I spent the past summer living and working in a UNWRA Palestinian refugee camp in Bethlehem. The last conversation I had before leaving the West Bank to spend time in Israel was with a very nice taxi driver named Fadi. We were discussing the prospects for Palestinian statehood. He told me not to worry…that Abu Mazen wouldn’t be foolish enough to shove a forlorn hope down the throat of the General Assembly. Otherwise, he was optimistic about his future, equally disgusted with Fatah and Hamas but altogether ready for a generational change.
Likewise, the time I spent in Israel was instructive. It was apparent that many Israelis had internalized the fact that demolishing the Palestinian economy and government does not make Israel safer; it makes it less safe. With that said, the PA’s government and economy — which grew at a blistering 9 per cent clip last year — are heavily leveraged on donor aid from the US and EU. A statehood declaration will cut off the flow. Donors, such as the United States, will drop out, and Israel, which already controls the PA’s purse-strings, will block financial support.

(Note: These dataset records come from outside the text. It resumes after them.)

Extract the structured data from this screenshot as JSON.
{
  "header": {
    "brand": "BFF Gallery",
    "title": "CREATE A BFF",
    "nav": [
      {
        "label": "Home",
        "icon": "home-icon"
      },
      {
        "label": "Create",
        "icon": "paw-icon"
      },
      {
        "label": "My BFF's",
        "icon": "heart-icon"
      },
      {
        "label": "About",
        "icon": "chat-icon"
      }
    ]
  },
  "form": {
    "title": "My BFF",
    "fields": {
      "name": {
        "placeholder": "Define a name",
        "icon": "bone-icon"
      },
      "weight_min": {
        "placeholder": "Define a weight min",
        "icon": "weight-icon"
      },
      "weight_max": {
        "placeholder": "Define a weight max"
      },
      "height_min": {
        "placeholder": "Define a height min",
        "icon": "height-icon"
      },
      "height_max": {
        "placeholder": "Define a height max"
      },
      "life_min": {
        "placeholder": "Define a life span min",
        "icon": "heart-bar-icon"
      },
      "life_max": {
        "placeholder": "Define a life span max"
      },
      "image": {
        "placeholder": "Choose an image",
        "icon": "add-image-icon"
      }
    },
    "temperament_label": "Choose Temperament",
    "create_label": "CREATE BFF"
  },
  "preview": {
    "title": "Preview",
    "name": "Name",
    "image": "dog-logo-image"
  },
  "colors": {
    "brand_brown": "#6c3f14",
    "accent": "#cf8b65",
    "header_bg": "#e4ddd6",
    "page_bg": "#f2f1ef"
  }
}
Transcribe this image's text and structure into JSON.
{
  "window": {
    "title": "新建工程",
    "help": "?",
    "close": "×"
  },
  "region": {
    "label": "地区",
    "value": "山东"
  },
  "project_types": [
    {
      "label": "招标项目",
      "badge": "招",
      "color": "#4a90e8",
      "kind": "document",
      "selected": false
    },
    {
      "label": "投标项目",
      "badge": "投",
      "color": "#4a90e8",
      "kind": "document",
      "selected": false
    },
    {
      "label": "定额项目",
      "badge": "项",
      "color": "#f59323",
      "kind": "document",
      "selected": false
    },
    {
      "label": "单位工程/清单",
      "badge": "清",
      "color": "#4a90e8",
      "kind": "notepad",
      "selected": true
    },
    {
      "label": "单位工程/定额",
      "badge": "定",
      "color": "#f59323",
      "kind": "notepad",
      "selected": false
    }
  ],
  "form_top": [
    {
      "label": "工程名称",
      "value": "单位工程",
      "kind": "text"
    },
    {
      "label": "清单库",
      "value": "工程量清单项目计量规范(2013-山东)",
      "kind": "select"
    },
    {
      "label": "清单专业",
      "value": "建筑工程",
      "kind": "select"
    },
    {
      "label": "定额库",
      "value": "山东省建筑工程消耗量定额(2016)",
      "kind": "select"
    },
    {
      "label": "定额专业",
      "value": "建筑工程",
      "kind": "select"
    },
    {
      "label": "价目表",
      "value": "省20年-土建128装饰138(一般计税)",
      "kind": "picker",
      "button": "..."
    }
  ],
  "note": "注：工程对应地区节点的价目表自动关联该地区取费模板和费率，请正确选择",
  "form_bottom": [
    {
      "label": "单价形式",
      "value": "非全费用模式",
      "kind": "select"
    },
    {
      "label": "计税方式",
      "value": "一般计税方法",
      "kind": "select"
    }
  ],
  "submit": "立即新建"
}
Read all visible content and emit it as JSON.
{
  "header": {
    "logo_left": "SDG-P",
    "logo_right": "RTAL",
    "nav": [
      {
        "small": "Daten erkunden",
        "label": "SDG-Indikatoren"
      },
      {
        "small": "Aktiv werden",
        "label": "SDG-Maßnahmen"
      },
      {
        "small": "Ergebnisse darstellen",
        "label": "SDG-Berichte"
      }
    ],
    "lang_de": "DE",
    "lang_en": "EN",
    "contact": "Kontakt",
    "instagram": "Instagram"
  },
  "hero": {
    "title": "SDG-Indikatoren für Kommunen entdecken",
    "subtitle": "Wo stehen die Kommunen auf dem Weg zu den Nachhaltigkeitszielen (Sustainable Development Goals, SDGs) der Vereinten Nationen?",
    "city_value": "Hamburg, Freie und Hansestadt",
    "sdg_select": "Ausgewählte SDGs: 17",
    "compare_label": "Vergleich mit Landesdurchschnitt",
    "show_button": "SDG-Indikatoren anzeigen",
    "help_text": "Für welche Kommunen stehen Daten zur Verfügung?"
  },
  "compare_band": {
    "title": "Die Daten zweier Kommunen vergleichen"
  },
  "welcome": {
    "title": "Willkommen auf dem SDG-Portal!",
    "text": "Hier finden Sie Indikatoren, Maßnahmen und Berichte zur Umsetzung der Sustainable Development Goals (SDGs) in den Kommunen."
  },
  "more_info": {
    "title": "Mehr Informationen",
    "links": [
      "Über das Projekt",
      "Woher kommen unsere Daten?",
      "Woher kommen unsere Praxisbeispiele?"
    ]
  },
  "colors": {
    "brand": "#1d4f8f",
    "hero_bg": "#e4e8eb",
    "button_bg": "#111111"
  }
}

Now, the PA is set to make its statehood pitch first to the UN Security Council, where the US will veto it. The PA will probably then take the proposal to the General Assembly, where a two-thirds majority in favor of recognition is tremendously likely. This will ensure a second US veto.
In the process, Israel will be further isolated at the international stage. Palestine will not receive statehood, and its unpopular government will be unable to control popular outcry. The United States will surrender a broad measure of the waning influence it still has in a region where we are no longer feared or respected.
In other words, Palestine’s statehood bid is a bad deal for everyone.
However, when President Abbas discussed his push for full Palestinian statehood at the U.N., he has remained suspiciously open to meeting with Prime Minister Netanyahu. The Palestinian foreign minister elsewhere noted that the Palestinians would be willing to resume negotiations if Israel accepts “certain terms.” His statement came in response to Netanyahu’s call for a meeting in New York this week with Mahmoud Abbas, the Palestinian president, to reestablish “direct negotiations.”
As Aaron Goldstein remarked this morning, one must question whether Abbas is bluffing. We better hope so, for everyone’s sake.
I’m just praying my cabbie was right about this whole mess.